Hace pocos días, una ventana volvió a abrirse. Dentro de un penal, dos ecuatorianos fueron torturados, en represalia por haber asesinado a una mujer. Parte de la escena fue filmada, y el video se propagó rápidamente en la red. Las imágenes son durísimas, y muestran la lógica implacable que opera al interior de los recintos penitenciarios. Aunque algunos avalaron la tortura -aviso a los optimistas: no es seguro que la civilización siga progresando-, la reacción general fue de repudio.

Como fuere, lo más preocupante vino del propio Estado, porque el sistema penal reaccionó de un modo apresurado. El incentivo parece haber sido el siguiente: al margen de los agresores directos, es urgente dar con un culpable. Y el elegido no fue otro que el gendarme Héctor Palma, quien vigilaba a los presos. Se le acusó de haber permitido la tortura, aunque fuera por omisión, y fue detenido y formalizado, además de quedar en prisión preventiva; todo esto a una velocidad que ya se soñaría cualquier víctima de la delincuencia.
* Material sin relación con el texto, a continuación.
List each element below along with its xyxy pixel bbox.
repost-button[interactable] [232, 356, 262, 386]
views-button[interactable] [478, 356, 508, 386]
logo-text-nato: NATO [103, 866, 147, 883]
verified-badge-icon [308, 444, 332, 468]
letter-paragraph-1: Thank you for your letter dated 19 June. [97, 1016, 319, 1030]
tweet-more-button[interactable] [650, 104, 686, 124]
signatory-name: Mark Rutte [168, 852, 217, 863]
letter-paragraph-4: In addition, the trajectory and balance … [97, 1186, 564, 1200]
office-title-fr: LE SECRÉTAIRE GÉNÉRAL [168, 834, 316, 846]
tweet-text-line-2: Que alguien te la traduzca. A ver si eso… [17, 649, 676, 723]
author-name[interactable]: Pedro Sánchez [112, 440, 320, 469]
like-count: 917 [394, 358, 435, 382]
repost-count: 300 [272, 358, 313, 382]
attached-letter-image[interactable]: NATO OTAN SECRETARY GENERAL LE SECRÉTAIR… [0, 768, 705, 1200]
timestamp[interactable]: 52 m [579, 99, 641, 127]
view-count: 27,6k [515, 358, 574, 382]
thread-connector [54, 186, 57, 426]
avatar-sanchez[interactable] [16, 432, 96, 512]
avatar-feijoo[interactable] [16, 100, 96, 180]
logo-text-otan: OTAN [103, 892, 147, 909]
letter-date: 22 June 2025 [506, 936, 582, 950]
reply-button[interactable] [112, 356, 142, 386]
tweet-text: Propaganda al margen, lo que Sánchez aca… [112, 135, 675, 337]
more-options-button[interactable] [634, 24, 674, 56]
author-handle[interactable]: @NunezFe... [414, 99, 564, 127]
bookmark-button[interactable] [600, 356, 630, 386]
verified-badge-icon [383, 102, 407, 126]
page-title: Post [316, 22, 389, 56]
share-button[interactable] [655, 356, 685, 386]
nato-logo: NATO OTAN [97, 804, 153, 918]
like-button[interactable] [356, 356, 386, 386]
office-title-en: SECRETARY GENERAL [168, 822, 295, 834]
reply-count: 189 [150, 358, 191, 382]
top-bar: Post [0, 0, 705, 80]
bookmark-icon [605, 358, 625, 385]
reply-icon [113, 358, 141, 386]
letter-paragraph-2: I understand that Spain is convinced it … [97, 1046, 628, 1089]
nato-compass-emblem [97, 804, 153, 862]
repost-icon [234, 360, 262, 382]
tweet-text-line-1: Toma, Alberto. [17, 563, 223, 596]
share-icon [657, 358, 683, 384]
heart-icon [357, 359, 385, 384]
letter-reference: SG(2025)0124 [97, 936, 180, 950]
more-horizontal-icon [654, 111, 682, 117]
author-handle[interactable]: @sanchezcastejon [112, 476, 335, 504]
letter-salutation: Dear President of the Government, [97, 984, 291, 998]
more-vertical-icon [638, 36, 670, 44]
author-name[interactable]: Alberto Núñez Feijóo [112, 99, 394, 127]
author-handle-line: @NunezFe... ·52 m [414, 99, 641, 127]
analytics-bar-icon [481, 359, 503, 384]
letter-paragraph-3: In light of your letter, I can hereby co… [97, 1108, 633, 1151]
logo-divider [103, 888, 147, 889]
El caso sorprende por varios motivos. Por de pronto, todo indica que la fiscalía obedeció a las exigencias de la opinión pública antes que a una genuina búsqueda de justicia. De hecho, ni siquiera se consideró que las víctimas le agradecieran al gendarme haber salvado sus vidas. Asimismo, no se tomó en cuenta que una grabación de esa naturaleza es necesariamente limitada, porque está desprovista de contexto. La fiscalía parece haber respondido también a un incentivo perverso de nuestra legislación, que constituye parte del legado de Michelle Bachelet y de Lorena Fríes. En nuestro país, para que se configure el delito de tortura, debe estar involucrada la función pública (sí, tal como lo leyó: los privados, aunque torturemos, no podemos torturar). Por lo mismo, la participación del gendarme era indispensable para tipificar así el delito.
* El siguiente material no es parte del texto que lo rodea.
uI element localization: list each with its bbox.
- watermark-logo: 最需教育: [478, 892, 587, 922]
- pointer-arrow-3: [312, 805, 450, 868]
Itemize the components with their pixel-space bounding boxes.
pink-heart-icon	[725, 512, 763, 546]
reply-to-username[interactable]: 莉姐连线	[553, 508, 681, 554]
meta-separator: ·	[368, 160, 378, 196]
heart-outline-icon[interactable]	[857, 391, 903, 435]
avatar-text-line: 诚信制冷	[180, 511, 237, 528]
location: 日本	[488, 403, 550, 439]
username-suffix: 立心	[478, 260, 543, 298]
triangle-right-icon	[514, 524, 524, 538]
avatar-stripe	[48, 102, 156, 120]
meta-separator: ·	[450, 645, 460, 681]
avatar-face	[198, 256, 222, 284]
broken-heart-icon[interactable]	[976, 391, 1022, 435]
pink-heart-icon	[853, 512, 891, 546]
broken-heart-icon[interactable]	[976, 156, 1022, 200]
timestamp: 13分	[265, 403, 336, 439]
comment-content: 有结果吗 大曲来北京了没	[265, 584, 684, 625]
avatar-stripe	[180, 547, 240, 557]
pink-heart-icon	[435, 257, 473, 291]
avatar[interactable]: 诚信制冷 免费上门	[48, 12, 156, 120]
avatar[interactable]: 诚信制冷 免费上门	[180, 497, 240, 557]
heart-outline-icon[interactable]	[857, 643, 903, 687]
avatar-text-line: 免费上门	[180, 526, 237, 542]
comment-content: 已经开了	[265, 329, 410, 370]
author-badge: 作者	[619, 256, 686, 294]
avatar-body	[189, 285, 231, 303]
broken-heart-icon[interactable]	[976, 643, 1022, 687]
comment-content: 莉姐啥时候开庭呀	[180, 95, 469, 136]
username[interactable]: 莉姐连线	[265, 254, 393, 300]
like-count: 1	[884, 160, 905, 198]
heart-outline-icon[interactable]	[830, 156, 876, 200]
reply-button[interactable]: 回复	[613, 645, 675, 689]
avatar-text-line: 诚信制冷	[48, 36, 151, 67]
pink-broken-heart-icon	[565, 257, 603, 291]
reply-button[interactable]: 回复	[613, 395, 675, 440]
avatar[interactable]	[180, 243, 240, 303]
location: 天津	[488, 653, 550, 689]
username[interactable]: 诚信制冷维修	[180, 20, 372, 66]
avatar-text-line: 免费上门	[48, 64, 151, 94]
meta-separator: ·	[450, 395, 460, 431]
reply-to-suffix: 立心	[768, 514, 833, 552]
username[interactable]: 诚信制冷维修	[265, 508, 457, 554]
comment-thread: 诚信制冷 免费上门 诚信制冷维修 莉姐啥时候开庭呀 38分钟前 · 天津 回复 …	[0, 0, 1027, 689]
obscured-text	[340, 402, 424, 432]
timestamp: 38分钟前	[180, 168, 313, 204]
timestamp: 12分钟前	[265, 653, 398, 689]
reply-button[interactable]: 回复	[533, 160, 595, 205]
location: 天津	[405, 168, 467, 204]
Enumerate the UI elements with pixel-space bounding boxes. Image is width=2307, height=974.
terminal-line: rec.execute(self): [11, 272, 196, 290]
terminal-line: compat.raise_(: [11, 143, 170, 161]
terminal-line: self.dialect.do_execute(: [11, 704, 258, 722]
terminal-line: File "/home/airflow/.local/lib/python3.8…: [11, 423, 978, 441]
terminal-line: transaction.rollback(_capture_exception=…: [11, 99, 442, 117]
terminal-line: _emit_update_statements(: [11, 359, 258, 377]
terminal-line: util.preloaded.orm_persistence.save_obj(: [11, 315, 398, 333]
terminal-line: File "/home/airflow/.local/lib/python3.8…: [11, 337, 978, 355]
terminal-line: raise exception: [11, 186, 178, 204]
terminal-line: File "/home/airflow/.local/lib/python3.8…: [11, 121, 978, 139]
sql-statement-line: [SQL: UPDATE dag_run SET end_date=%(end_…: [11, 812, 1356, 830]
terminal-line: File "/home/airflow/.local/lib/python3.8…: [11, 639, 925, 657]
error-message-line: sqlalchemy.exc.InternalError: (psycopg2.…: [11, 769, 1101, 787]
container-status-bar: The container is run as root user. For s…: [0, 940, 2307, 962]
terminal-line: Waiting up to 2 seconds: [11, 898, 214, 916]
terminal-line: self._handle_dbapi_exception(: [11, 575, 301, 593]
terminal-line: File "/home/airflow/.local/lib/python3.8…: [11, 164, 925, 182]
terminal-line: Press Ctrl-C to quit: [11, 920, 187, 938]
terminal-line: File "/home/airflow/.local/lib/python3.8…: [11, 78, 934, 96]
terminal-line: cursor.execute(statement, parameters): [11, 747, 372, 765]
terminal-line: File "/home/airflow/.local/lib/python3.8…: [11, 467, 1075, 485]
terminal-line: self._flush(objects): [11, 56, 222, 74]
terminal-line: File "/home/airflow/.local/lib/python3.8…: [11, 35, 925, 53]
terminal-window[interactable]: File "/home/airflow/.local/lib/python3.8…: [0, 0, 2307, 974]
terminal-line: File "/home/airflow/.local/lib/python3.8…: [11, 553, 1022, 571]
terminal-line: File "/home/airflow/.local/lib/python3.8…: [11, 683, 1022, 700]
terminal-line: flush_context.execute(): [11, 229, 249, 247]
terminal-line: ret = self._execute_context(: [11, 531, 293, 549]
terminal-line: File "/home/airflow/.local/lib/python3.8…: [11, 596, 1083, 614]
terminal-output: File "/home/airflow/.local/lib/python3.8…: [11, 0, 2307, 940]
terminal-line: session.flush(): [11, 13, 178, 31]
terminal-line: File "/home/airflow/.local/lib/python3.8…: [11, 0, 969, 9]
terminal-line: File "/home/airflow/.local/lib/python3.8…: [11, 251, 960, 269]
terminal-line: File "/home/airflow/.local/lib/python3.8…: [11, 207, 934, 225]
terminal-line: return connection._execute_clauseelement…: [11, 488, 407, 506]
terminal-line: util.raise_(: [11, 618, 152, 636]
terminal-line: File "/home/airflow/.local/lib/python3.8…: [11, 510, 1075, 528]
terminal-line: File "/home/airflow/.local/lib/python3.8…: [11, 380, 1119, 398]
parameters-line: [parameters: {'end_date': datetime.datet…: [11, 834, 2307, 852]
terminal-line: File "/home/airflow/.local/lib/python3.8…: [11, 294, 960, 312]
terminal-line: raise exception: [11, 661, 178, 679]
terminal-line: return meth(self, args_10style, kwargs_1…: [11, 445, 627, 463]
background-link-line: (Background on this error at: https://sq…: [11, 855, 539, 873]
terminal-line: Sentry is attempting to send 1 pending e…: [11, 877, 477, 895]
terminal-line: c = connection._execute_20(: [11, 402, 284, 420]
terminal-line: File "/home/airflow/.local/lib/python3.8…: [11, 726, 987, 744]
Pero hay más. La fiscal tuvo la ocurrencia de preguntarle al gendarme por qué no había denunciado inmediatamente los hechos al Ministerio Público. La interrogación es extraña porque demuestra, o bien un gusto exacerbado por las luces, o bien una grave ignorancia de la realidad carcelaria. Guste o no, si los gendarmes tuvieran que denunciar todo lo que ven, no tendrían tiempo para vigilar a los reos. Después de todo, si la fiscal quiere hacerse una idea de lo que ocurre en los penales, bastaría que los visite.

De hecho, no era tan difícil averiguar las circunstancias que rodearon los hechos. Según el testimonio del propio gendarme (que no ha sido desmentido), este se encontraba a cargo de cuidar a 280 reos, divididos en dos patios de unos dos mil metros cuadrados cada uno. Al mismo tiempo, debía estar pendiente de los ingresos de visitas y abogados, abrir las respectivas rejas y realizar los ingresos. En ese contexto, percibió una riña más o menos habitual, e intervino para liberar a las víctimas. Las cámaras, desde luego, no estaban funcionando.
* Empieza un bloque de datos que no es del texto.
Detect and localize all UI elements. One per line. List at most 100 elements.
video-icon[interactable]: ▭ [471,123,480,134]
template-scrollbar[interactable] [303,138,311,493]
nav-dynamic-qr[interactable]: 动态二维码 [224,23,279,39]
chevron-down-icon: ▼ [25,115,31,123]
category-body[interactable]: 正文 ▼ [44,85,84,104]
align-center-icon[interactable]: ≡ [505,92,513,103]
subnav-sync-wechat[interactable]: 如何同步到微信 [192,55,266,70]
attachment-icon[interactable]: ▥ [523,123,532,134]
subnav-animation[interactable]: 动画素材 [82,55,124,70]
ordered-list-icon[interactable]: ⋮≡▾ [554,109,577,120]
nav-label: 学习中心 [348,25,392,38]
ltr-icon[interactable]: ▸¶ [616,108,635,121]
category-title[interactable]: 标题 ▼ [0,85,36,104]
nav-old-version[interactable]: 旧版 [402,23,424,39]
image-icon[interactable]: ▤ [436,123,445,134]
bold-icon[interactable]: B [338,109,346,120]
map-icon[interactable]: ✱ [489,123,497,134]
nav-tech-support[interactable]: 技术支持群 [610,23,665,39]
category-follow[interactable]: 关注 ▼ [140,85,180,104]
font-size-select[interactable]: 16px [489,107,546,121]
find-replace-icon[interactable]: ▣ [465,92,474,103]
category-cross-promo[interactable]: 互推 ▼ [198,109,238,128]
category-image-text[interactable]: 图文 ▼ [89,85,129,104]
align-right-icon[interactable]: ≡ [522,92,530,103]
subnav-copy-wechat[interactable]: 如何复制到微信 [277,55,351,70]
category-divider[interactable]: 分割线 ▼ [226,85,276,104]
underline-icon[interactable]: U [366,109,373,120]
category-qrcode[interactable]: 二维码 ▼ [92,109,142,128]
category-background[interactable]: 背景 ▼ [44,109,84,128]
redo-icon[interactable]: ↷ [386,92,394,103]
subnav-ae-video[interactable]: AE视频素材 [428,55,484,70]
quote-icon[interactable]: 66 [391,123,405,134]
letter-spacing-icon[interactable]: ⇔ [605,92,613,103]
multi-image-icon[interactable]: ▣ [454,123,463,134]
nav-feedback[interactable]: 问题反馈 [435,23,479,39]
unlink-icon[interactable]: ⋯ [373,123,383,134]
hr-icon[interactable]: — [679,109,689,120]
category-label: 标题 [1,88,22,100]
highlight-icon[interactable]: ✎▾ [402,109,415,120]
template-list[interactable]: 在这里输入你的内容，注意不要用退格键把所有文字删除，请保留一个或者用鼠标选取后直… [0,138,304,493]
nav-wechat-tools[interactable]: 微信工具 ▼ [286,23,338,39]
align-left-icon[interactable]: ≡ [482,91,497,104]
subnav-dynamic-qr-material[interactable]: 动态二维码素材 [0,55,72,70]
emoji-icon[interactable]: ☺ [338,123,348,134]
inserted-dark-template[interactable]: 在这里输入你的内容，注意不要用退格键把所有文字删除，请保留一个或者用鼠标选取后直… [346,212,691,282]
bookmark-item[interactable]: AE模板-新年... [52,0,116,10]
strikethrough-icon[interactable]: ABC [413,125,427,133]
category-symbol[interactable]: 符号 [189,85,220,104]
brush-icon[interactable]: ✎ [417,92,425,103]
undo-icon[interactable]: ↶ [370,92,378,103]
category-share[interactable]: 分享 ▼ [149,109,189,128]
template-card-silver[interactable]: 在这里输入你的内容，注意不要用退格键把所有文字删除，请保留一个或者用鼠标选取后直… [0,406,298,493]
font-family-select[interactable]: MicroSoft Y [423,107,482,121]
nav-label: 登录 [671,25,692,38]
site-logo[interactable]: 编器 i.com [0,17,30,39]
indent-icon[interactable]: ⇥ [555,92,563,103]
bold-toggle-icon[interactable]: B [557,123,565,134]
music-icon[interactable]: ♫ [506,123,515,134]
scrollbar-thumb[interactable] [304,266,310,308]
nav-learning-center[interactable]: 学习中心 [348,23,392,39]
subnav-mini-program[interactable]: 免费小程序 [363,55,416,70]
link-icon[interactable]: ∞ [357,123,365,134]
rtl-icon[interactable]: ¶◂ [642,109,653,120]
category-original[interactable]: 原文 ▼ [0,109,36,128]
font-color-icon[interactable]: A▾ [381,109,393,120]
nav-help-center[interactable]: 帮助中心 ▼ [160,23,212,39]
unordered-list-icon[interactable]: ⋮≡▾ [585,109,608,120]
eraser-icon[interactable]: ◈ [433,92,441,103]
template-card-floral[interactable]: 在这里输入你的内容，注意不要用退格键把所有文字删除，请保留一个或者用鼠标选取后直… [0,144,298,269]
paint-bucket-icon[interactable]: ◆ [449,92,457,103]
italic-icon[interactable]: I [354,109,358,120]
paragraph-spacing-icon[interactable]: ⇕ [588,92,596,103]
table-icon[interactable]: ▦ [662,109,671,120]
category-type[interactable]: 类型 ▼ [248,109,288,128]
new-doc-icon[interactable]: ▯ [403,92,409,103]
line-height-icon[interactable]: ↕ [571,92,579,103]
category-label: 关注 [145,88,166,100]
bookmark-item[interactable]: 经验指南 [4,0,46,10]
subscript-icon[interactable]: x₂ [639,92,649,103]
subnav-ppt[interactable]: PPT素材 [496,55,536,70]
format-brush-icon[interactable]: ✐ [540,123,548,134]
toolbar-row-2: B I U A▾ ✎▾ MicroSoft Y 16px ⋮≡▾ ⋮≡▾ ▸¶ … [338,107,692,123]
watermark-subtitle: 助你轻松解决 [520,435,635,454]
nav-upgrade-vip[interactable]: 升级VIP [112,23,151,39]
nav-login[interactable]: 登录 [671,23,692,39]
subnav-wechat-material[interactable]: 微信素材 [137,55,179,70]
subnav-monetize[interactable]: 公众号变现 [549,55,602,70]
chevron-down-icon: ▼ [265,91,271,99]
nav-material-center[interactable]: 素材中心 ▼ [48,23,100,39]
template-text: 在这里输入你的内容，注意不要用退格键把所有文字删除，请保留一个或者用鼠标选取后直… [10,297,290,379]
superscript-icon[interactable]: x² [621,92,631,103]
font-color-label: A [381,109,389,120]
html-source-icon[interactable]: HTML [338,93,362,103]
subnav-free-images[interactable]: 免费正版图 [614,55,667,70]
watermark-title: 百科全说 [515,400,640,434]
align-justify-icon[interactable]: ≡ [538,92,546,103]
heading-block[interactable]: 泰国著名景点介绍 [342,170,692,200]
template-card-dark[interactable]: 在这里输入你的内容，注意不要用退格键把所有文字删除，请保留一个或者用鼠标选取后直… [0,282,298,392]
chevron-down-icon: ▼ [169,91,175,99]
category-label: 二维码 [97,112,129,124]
La pregunta que surge naturalmente es si podemos esperar algo más de gendarmes que trabajan en condiciones tan precarias. Todos sabemos que en los últimos decenios Gendarmería ha funcionado como caja pagadora de favores políticos y de pensiones abultadas. En consecuencia, resulta delirante que se haya pretendido cargar la responsabilidad al último eslabón de una larguísima cadena que, a fin de cuentas, guarda relación con las deficiencias de toda nuestra estructura social. La lista no es exhaustiva, pero podemos incluir entre ellas las cárceles hacinadas, los tribunales colapsados, dosis variables de populismo penal, fiscales en busca de exposición, niños que pasan directamente del Sename a la cárcel y estructuras familiares debilitadas.

Con todo, no hace falta agitarse. Nuestra memoria es frágil y, más temprano que tarde, olvidaremos este mal sueño, y regresaremos a nuestras preocupaciones mundanas. Por mientras, el gendarme Palma -ahora liberado- seguirá haciendo silenciosamente su trabajo, y los invisibles seguirán siendo invisibles.

Nota: Este artículo fue publicado originalmente por El Mercurio.